Boeing will begin using at least four 3D-printed titanium parts to construct its 787 Dreamliner aircraft and may some day rely on as many as 1,000 parts created via additive manufacturing.
Boeing has hired Oslo, Norway-based Norsk Titanium AS to print the parts. It marks the first time that FAA-approved, 3D-printed titanium parts will be used as structural components on a commercial aircraft, according to the company.
The parts will be used near the rear of the Dreamliner, a mid-sized, wide-body, twin-engine jet airliner. Boeing builds about 144 Dreamliners each year.
Printing 3D parts for Boeing will allow the aircraft manufacturer to eventually reduce the production costs for each 787 Dreamliner by as much as $3 million, Norsk Titanium said.
“We are providing Boeing with an initial quantity of four parts per 787 airplane and are actively working to expand this order to possibly more than 1,000 parts per airplane, which if we achieve, could save Boeing $2 million to $3 million per airplane some years from now,” a Norsk Titanium spokesman said via email to Computerworld. “If we achieve our goal of selling over 1,000 parts per 787, they would be located in a wide variety of structural applications.”

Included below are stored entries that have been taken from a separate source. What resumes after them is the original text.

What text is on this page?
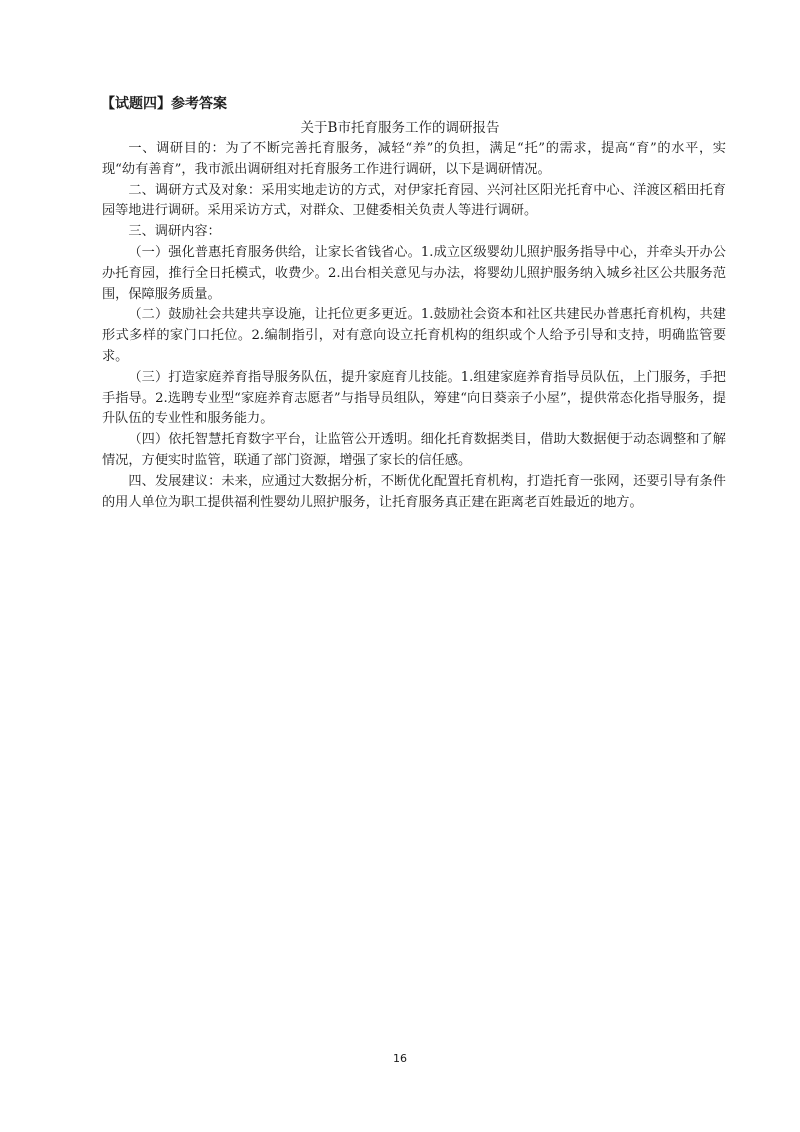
【试题四】参考答案
关于B市托育服务工作的调研报告

一、调研目的：为了不断完善托育服务，减轻“养”的负担，满足“托”的需求，提高“育”的水平，实现“幼有善育”，我市派出调研组对托育服务工作进行调研，以下是调研情况。

二、调研方式及对象：采用实地走访的方式，对伊家托育园、兴河社区阳光托育中心、洋渡区稻田托育园等地进行调研。采用采访方式，对群众、卫健委相关负责人等进行调研。

三、调研内容：

（一）强化普惠托育服务供给，让家长省钱省心。1.成立区级婴幼儿照护服务指导中心，并牵头开办公办托育园，推行全日托模式，收费少。2.出台相关意见与办法，将婴幼儿照护服务纳入城乡社区公共服务范围，保障服务质量。

（二）鼓励社会共建共享设施，让托位更多更近。1.鼓励社会资本和社区共建民办普惠托育机构，共建形式多样的家门口托位。2.编制指引，对有意向设立托育机构的组织或个人给予引导和支持，明确监管要求。

（三）打造家庭养育指导服务队伍，提升家庭育儿技能。1.组建家庭养育指导员队伍，上门服务，手把手指导。2.选聘专业型“家庭养育志愿者”与指导员组队，筹建“向日葵亲子小屋”，提供常态化指导服务，提升队伍的专业性和服务能力。

（四）依托智慧托育数字平台，让监管公开透明。细化托育数据类目，借助大数据便于动态调整和了解情况，方便实时监管，联通了部门资源，增强了家长的信任感。

四、发展建议：未来，应通过大数据分析，不断优化配置托育机构，打造托育一张网，还要引导有条件的用人单位为职工提供福利性婴幼儿照护服务，让托育服务真正建在距离老百姓最近的地方。

16
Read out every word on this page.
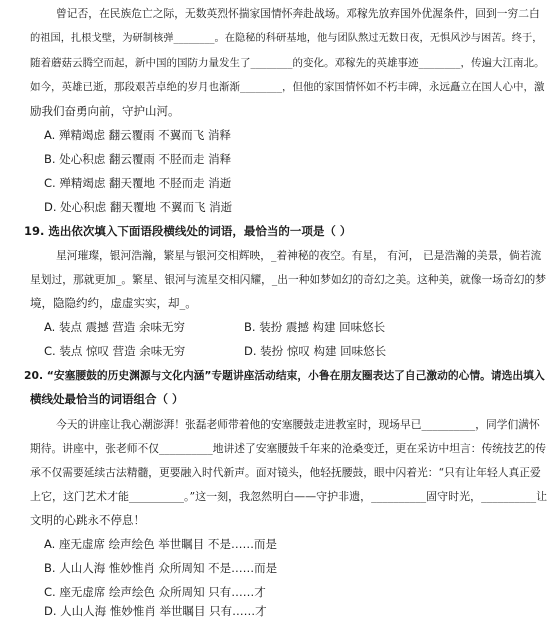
曾记否，在民族危亡之际，无数英烈怀揣家国情怀奔赴战场。邓稼先放弃国外优渥条件，回到一穷二白
的祖国，扎根戈壁，为研制核弹________。在隐秘的科研基地，他与团队熬过无数日夜，无惧风沙与困苦。终于，
随着蘑菇云腾空而起，新中国的国防力量发生了________的变化。邓稼先的英雄事迹________，传遍大江南北。
如今，英雄已逝，那段艰苦卓绝的岁月也渐渐________，但他的家国情怀如不朽丰碑，永远矗立在国人心中，激
励我们奋勇向前，守护山河。
A. 殚精竭虑 翻云覆雨 不翼而飞 消释
B. 处心积虑 翻云覆雨 不胫而走 消释
C. 殚精竭虑 翻天覆地 不胫而走 消逝
D. 处心积虑 翻天覆地 不翼而飞 消逝
19. 选出依次填入下面语段横线处的词语，最恰当的一项是（ ）
星河璀璨，银河浩瀚，繁星与银河交相辉映，_着神秘的夜空。有星， 有河， 已是浩瀚的美景，倘若流
星划过，那就更加_。繁星、银河与流星交相闪耀，_出一种如梦如幻的奇幻之美。这种美，就像一场奇幻的梦
境，隐隐约约，虚虚实实，却_。
A. 装点 震撼 营造 余味无穷	B. 装扮 震撼 构建 回味悠长
C. 装点 惊叹 营造 余味无穷	D. 装扮 惊叹 构建 回味悠长
20. “安塞腰鼓的历史渊源与文化内涵”专题讲座活动结束，小鲁在朋友圈表达了自己激动的心情。请选出填入
横线处最恰当的词语组合（ ）
今天的讲座让我心潮澎湃！张磊老师带着他的安塞腰鼓走进教室时，现场早已__________，同学们满怀
期待。讲座中，张老师不仅__________地讲述了安塞腰鼓千年来的沧桑变迁，更在采访中坦言：传统技艺的传
承不仅需要延续古法精髓，更要融入时代新声。面对镜头，他轻抚腰鼓，眼中闪着光：“只有让年轻人真正爱
上它，这门艺术才能__________。”这一刻，我忽然明白——守护非遗，__________固守时光，__________让
文明的心跳永不停息！
A. 座无虚席 绘声绘色 举世瞩目 不是……而是
B. 人山人海 惟妙惟肖 众所周知 不是……而是
C. 座无虚席 绘声绘色 众所周知 只有……才
D. 人山人海 惟妙惟肖 举世瞩目 只有……才
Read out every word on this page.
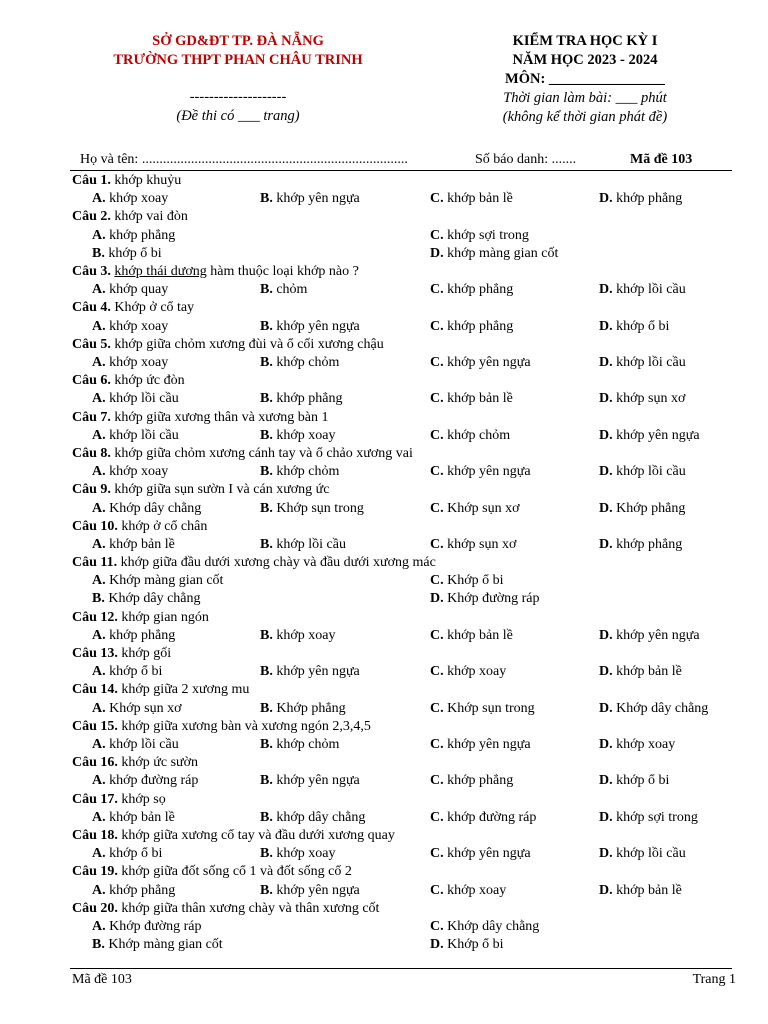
SỞ GD&ĐT TP. ĐÀ NẴNG
TRƯỜNG THPT PHAN CHÂU TRINH
--------------------
(Đề thi có ___ trang)
KIỂM TRA HỌC KỲ I
NĂM HỌC 2023 - 2024
MÔN: ________________
Thời gian làm bài: ___ phút
(không kể thời gian phát đề)
Họ và tên: ............................................................................	Số báo danh: .......	Mã đề 103
Câu 1. khớp khuỷu
A. khớp xoay	B. khớp yên ngựa	C. khớp bản lề	D. khớp phẳng
Câu 2. khớp vai đòn
A. khớp phẳng	C. khớp sợi trong
B. khớp ổ bi	D. khớp màng gian cốt
Câu 3. khớp thái dương hàm thuộc loại khớp nào ?
A. khớp quay	B. chỏm	C. khớp phẳng	D. khớp lồi cầu
Câu 4. Khớp ở cổ tay
A. khớp xoay	B. khớp yên ngựa	C. khớp phẳng	D. khớp ổ bi
Câu 5. khớp giữa chỏm xương đùi và ổ cối xương chậu
A. khớp xoay	B. khớp chỏm	C. khớp yên ngựa	D. khớp lồi cầu
Câu 6. khớp ức đòn
A. khớp lồi cầu	B. khớp phẳng	C. khớp bản lề	D. khớp sụn xơ
Câu 7. khớp giữa xương thân và xương bàn 1
A. khớp lồi cầu	B. khớp xoay	C. khớp chỏm	D. khớp yên ngựa
Câu 8. khớp giữa chỏm xương cánh tay và ổ chảo xương vai
A. khớp xoay	B. khớp chỏm	C. khớp yên ngựa	D. khớp lồi cầu
Câu 9. khớp giữa sụn sườn I và cán xương ức
A. Khớp dây chằng	B. Khớp sụn trong	C. Khớp sụn xơ	D. Khớp phẳng
Câu 10. khớp ở cổ chân
A. khớp bản lề	B. khớp lồi cầu	C. khớp sụn xơ	D. khớp phẳng
Câu 11. khớp giữa đầu dưới xương chày và đầu dưới xương mác
A. Khớp màng gian cốt	C. Khớp ổ bi
B. Khớp dây chằng	D. Khớp đường ráp
Câu 12. khớp gian ngón
A. khớp phẳng	B. khớp xoay	C. khớp bản lề	D. khớp yên ngựa
Câu 13. khớp gối
A. khớp ổ bi	B. khớp yên ngựa	C. khớp xoay	D. khớp bản lề
Câu 14. khớp giữa 2 xương mu
A. Khớp sụn xơ	B. Khớp phẳng	C. Khớp sụn trong	D. Khớp dây chằng
Câu 15. khớp giữa xương bàn và xương ngón 2,3,4,5
A. khớp lồi cầu	B. khớp chỏm	C. khớp yên ngựa	D. khớp xoay
Câu 16. khớp ức sườn
A. khớp đường ráp	B. khớp yên ngựa	C. khớp phẳng	D. khớp ổ bi
Câu 17. khớp sọ
A. khớp bản lề	B. khớp dây chằng	C. khớp đường ráp	D. khớp sợi trong
Câu 18. khớp giữa xương cổ tay và đầu dưới xương quay
A. khớp ổ bi	B. khớp xoay	C. khớp yên ngựa	D. khớp lồi cầu
Câu 19. khớp giữa đốt sống cổ 1 và đốt sống cổ 2
A. khớp phẳng	B. khớp yên ngựa	C. khớp xoay	D. khớp bản lề
Câu 20. khớp giữa thân xương chày và thân xương cốt
A. Khớp đường ráp	C. Khớp dây chằng
B. Khớp màng gian cốt	D. Khớp ổ bi
Mã đề 103	Trang 1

The use of 3D printing technology is growing at an exponential rate, Boeing said, and interest in using it “has increased dramatically during the past few years.”
“3D printing offers great potential to reduce the cost and weight of aircraft structures and improve the ability of engineers to design parts purely for their eventual function in a vehicle system,” a Boeing spokesperson said in an email. “3D printing enables the design and production of integral structures. This means converting an assembly and several structures into one piece.”
Boeing’s use of Norsk Titanium’s parts is not the company’s first foray into the use 3D printing technology.
Last year, Boeing said it was testing an industrial 3D printer from Stratasys that can build objects of virtually any size using materials such as carbon fiber for lighter weight and stronger parts. The printers were designed to address the requirements of aerospace, automotive and other industries by being able to build completed parts with repeatable mechanical properties.
Airbus, Boeing and defense contractor Raytheon have all experimented with additive manufacturing to develop new components.
In 2015, General Electric revealed that it had completed a multi-year project to print a working jet engine at its Additive Development Center outside Cincinnati.
That same year, Monash University in Australia and its spinoff Amaero Engineering have even 3D printed entire jet engines as proof of concepts.
“Boeing is working to accelerate the use of 3D printing technology in its production in ways that make sense for the company and provides value without increasing risk for our customers,” a company spokesperson said.
Norsk Titanium uses what it calls Rapid Plasma Deposition technology, which melts titanium wire using plasma torches in an atmosphere of argon gas. Like desktop 3D printers that use melted thermoplastics, Norsk Titanium deposits layer after layer of titanium to build a part.
“From the outset, the 787 has been the hallmark of innovation and efficiency,” John Byrne, vice president of Airplane Materials and Structures, Supplier Management, for Boeing Commercial Airplanes, said in a statement. “We are always looking at the latest technologies to drive cost reduction, performance and value to our customers and Norsk Titanium’s RPD capability fits the bill in a new and creative way.”
Boeing and Norsk Titanium said they were required to undergo “a rigorous testing program with FAA certification deliverables.” That testing was completed in February.
Norsk Titanium said the Dreamliner 3D printed components will be on display at the International Paris Airshow Le Bourget June 19-25, along with a full-scale mock-up of the company’s patented MERKE IV Rapid Plasma Deposition 3D printer that produced the structural parts.